Does reinforcement learning always need a grid world problem to be applied to?
Can anyone give me any other example of how reinforcement learning can be applied to something which does not have a grid world scenario?
The short answer is no! Reinforcement Learning is not limited to discrete spaces. But most of the introductory literature does deal with discrete spaces.
As you might know by now that there are three important components in any Reinforcement Learning problem: Rewards, States and Actions. The first is a scalar quantity and theoretically the latter two can either be discrete or continuous. The convergence proofs and analyses of the various algorithms are easier to understand for the discrete case and also the corresponding algorithms are easier to code. That is one of the reasons, most introductory material focuses on them.
Having said that, it should be interesting to note that the early research on Reinforcement Learning actually focussed on continuous state representations. It was only in the the 90s since the literature started representing all the standard algorithms for discrete spaces as we had a lot of proofs for them.
Finally, if you noticed carefully, I said continuous states only. Mapping continuous states and continuous actions is hard. Nevertheless, we do have some solutions for now.
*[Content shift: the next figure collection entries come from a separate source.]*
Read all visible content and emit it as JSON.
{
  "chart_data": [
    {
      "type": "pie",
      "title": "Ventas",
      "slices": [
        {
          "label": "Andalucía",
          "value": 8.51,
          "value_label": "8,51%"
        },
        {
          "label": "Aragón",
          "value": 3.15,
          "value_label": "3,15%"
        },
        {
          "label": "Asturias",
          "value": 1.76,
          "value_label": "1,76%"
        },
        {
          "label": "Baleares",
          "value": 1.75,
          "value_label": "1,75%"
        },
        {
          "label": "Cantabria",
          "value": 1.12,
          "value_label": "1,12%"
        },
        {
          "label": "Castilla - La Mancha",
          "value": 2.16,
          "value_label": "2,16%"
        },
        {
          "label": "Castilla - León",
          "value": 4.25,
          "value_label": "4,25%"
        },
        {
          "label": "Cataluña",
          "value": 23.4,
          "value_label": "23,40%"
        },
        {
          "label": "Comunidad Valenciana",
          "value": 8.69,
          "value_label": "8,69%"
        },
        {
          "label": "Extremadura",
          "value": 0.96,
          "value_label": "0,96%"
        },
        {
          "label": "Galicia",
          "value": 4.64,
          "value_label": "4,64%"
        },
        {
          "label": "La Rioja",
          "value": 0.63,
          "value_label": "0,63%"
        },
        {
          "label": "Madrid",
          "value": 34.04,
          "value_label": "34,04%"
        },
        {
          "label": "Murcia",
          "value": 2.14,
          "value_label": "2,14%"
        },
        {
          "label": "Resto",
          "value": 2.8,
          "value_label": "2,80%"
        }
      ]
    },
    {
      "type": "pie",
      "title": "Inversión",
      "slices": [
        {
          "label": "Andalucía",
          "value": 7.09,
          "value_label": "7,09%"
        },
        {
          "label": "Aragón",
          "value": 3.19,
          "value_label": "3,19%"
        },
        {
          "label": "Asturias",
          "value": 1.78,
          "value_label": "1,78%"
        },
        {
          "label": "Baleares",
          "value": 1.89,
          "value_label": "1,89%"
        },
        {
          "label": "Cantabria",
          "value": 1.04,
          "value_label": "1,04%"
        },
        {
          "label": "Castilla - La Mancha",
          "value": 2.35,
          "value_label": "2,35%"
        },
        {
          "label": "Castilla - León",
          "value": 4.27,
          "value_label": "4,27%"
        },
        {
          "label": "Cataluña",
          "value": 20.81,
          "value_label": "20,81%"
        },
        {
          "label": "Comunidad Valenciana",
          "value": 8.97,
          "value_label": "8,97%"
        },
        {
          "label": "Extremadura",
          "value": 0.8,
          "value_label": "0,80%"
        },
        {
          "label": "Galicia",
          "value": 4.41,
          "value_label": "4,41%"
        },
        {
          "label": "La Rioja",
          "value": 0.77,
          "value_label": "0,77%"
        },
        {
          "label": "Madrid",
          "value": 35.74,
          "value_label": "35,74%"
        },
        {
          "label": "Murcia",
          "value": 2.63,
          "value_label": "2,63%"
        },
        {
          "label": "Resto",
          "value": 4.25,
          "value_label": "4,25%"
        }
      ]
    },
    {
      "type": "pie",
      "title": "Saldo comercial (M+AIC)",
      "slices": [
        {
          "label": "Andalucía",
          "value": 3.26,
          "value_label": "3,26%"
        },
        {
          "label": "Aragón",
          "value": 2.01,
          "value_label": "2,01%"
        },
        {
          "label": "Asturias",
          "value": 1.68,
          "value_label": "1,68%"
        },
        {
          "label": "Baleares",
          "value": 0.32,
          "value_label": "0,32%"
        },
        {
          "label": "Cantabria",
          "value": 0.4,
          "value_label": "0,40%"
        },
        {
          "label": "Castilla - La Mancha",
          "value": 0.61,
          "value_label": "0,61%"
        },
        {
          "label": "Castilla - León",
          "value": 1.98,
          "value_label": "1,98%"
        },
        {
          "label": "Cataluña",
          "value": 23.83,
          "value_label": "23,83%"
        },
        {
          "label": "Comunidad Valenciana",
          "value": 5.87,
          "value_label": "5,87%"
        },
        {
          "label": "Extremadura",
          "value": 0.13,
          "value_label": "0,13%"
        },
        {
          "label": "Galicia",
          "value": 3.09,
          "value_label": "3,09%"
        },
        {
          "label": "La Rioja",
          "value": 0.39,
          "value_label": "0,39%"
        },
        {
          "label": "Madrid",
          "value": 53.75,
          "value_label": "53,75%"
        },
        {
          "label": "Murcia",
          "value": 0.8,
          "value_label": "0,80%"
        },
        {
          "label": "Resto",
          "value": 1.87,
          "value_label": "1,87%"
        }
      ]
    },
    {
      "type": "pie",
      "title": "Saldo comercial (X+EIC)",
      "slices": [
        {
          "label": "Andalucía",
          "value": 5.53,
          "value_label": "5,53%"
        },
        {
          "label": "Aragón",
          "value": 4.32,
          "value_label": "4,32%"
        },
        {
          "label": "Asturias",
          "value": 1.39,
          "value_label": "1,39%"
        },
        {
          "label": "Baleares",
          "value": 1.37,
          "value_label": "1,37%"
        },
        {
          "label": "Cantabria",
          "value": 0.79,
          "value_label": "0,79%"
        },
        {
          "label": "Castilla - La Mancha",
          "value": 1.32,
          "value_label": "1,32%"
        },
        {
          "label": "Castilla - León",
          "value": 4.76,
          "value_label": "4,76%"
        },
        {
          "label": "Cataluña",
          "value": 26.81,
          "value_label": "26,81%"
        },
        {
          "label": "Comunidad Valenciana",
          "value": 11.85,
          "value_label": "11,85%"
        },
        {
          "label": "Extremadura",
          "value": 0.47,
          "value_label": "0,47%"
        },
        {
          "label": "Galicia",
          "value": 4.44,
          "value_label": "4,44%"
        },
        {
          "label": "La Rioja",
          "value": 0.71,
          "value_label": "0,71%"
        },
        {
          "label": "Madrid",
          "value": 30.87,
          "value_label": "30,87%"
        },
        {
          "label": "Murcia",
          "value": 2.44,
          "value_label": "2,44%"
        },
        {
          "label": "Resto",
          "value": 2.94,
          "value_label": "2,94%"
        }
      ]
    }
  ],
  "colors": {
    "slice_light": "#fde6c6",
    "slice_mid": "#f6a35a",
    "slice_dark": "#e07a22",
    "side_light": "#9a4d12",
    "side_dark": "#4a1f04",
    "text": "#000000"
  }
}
But it is an active area of Research in RL.
This paper by Sutton from '98 should be a good start for your exploration!
Reinforcement learning does not depend on a grid world. It can be applied to any space of possibilities where there is a "fitness function" that maps between points in the space to a fitness metric.
Topological spaces have a formally-defined "neighborhoods" but do not necessarily conform to a grid or any dimensional representation. In a topological space, the only way to get from "here" to "there" is via some "paths" which are sets of contiguous neighborhoods. Continuous fitness functions can be defined over topological spaces.
For what it is worth, reinforcement learning is not the be-all-end-all (family of) learning algorithms in fitness landscapes. In a sufficiently rugged fitness landscape, other learning algorithms can perform better. Also, if there are regions of the space where there are no well-defined fitness function at a given point in time, it may be indeterminate as to what learning algorithms are optimal, if any.